Von da an besetzte sie ein Genre, das in Deutschland selten ist: die anspruchsvolle Komödie. Sie übernimmt zahlreiche Regiearbeiten für diverse TV-Sender. Ihr Talent für diese Art von Film war ihr gar nicht von Anfang an bewusst. Während ihres Studiums der Germanistik, Romanistik und der Theater-, Film- und Medienwissenschaften in Frankfurt und Paris (1986–1992) arbeitete sie zunächst als Journalistin und Fernsehmoderatorin. Ihre Auftritte als „Wetterfee“ beim Hessischen Rundfunk ernährten sie und trugen sie durch das Studium, aber eigentlich wollte sie nie vor der Kamera stehen, sondern immer dahinter. Der Studienaufenthalt in Paris brachte sie diesem Ziel näher. Es folgte von 1996 bis 1997 ein Stipendium für die Drehbuchwerkstatt der Hochschule für Fernsehen und Film in München, wo sie eine weitere Seite des Handwerks lernte.

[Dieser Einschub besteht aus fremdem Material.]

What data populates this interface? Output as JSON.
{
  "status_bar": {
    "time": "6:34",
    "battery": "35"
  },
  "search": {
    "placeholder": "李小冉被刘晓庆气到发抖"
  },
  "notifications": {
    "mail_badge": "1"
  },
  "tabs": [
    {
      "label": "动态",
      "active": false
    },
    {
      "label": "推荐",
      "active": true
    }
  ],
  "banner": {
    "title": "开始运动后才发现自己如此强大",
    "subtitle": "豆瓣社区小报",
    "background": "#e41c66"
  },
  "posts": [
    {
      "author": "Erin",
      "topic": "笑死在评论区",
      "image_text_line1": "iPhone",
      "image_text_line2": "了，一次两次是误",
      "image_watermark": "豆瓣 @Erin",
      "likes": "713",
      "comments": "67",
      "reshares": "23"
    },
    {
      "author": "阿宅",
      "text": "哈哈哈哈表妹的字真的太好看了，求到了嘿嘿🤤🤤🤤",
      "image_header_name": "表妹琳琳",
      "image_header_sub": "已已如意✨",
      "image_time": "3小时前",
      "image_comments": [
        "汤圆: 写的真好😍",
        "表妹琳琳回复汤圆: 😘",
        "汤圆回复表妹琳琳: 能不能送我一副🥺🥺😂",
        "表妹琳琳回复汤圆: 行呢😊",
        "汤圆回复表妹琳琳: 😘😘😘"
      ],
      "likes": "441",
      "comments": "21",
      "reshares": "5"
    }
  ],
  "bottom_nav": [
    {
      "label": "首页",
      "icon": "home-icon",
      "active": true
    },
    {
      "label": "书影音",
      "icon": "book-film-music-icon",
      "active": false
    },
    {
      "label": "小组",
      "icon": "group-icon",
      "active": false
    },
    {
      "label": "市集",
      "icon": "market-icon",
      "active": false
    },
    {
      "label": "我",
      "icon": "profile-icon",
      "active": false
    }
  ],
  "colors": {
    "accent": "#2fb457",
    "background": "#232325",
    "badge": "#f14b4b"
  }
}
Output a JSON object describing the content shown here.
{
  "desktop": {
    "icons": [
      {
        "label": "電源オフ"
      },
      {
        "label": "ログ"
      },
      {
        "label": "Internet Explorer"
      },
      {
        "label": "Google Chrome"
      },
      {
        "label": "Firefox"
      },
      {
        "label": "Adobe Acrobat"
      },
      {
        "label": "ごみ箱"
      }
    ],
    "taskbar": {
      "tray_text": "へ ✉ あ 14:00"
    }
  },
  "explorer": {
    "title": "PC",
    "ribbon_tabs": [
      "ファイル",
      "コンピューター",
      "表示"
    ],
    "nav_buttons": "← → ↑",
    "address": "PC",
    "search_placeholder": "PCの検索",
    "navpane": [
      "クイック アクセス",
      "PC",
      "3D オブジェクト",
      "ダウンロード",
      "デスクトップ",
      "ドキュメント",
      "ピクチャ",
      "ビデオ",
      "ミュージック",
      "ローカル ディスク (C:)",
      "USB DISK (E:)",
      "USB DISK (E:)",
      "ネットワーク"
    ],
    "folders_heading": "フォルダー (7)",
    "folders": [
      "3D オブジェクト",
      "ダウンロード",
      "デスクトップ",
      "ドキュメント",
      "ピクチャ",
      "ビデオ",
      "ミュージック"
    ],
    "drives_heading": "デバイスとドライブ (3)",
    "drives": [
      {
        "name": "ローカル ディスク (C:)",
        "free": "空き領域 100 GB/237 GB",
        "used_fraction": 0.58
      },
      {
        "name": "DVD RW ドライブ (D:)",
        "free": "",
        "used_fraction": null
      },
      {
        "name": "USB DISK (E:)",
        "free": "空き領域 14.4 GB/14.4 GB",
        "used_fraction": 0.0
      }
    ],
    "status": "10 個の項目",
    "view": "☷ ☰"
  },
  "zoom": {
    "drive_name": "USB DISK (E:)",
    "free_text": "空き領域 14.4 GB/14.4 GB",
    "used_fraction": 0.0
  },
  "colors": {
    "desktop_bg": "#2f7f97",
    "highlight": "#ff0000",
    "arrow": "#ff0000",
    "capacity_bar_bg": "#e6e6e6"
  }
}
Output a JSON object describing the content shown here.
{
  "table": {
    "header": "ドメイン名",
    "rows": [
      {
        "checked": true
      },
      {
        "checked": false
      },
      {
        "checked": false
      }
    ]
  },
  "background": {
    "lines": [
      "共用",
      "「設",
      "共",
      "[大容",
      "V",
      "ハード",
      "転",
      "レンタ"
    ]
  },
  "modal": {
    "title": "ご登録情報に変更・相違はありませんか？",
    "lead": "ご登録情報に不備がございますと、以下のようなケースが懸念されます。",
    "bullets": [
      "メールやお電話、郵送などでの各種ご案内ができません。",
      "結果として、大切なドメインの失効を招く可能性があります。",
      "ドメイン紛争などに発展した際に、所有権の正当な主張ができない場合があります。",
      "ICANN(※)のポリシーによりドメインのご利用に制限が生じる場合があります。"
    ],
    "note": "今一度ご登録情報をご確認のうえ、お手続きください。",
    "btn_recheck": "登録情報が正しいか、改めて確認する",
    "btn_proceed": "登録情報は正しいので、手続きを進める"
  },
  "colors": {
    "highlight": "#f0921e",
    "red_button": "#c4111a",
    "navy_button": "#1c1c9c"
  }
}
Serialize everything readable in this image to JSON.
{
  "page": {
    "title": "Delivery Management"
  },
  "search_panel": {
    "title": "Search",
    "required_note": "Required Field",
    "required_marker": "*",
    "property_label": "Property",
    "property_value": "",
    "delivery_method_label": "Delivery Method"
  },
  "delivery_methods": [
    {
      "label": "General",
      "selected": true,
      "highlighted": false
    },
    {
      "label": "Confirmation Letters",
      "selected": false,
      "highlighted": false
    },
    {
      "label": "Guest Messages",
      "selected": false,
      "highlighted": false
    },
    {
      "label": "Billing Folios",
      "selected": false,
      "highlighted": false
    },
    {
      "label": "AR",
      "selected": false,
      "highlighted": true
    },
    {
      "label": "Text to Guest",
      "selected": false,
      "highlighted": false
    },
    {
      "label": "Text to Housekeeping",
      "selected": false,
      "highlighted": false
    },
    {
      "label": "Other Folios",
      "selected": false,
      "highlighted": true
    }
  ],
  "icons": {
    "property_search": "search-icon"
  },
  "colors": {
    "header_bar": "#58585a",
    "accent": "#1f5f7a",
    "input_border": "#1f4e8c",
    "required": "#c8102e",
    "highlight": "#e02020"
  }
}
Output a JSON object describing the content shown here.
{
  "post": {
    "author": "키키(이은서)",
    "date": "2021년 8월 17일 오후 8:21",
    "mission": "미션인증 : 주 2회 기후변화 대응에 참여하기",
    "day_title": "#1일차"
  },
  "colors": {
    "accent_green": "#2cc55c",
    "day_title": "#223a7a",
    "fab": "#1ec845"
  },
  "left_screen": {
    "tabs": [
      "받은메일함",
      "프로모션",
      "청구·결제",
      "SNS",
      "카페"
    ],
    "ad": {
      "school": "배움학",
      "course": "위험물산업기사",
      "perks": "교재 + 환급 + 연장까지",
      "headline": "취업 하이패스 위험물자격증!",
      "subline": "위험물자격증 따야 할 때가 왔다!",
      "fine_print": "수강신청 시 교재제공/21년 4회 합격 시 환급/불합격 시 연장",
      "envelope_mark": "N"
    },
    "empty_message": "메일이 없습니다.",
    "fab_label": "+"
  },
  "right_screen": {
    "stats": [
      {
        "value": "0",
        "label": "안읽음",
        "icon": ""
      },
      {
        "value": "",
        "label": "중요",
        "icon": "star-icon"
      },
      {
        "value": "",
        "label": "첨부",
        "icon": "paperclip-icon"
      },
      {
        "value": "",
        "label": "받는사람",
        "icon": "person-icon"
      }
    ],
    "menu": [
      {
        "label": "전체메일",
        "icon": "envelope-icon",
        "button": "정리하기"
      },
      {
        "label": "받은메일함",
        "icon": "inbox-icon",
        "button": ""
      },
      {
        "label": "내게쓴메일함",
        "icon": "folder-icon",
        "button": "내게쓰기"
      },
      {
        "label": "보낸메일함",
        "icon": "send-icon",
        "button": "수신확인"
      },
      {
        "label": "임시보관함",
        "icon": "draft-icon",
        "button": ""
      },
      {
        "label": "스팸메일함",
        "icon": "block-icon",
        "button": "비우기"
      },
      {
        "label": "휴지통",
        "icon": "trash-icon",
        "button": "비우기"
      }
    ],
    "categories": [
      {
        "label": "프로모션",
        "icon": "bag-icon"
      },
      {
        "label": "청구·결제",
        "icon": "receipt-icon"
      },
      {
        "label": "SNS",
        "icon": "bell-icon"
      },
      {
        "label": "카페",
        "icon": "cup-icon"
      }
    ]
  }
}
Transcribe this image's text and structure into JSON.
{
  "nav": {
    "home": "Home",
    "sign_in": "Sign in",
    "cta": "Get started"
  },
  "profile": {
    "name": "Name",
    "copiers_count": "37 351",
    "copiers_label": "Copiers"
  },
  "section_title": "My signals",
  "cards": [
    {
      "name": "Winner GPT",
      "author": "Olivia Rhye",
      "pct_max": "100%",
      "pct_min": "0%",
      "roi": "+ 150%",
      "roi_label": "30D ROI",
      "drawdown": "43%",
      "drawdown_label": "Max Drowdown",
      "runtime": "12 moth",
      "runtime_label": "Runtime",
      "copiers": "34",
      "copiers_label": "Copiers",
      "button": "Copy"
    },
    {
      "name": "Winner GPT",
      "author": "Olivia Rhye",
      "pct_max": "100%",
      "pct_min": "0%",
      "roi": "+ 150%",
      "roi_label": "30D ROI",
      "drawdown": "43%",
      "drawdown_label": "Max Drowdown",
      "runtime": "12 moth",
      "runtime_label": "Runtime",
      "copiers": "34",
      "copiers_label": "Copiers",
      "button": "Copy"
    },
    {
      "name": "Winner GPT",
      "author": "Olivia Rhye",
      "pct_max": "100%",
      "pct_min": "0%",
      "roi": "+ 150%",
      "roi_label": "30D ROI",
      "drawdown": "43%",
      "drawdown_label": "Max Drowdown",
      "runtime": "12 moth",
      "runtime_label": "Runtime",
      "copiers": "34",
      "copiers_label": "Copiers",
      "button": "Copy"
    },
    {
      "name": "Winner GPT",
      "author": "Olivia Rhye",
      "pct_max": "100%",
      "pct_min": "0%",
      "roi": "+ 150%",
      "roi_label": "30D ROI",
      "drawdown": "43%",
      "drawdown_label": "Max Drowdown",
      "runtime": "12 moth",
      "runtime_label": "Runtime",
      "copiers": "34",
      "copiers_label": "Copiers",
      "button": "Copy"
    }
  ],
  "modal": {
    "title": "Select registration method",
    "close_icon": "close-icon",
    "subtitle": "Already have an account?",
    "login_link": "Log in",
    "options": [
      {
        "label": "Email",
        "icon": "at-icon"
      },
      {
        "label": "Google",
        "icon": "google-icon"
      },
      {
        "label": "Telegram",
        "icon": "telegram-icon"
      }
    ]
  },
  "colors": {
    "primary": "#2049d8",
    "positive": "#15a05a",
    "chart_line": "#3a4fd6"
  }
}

Zwei Mütter und drei Söhne
Nun hat sie einen Film abgeschlossen, an dem sie seit 2009 arbeitet. Da begann sie rein aus Neugier eine Regenbogenfamilie, bestehend aus zwei Müttern und drei Söhnen, mit der Kamera zu beobachten: jedes Jahr vier, fünf Tage und zusätzlich drei größere Zyklen mit mehreren Drehtagen. „Ich wollte sehen, wie sie durch die Wellen einer Gesellschaft kommen, die für sie keine Vorbilder hat. Das ist zwar kein großes Ding mehr, aber es gibt auch noch nicht viele, die in solch einer Familie erwachsen geworden sind, und zwar in einer Familie, die so gewollt ist.“ Denn die beiden Frauen brachten ihre Kinder nicht mit in die Beziehung, sondern bekamen sie während der gemeinsamen Jahre.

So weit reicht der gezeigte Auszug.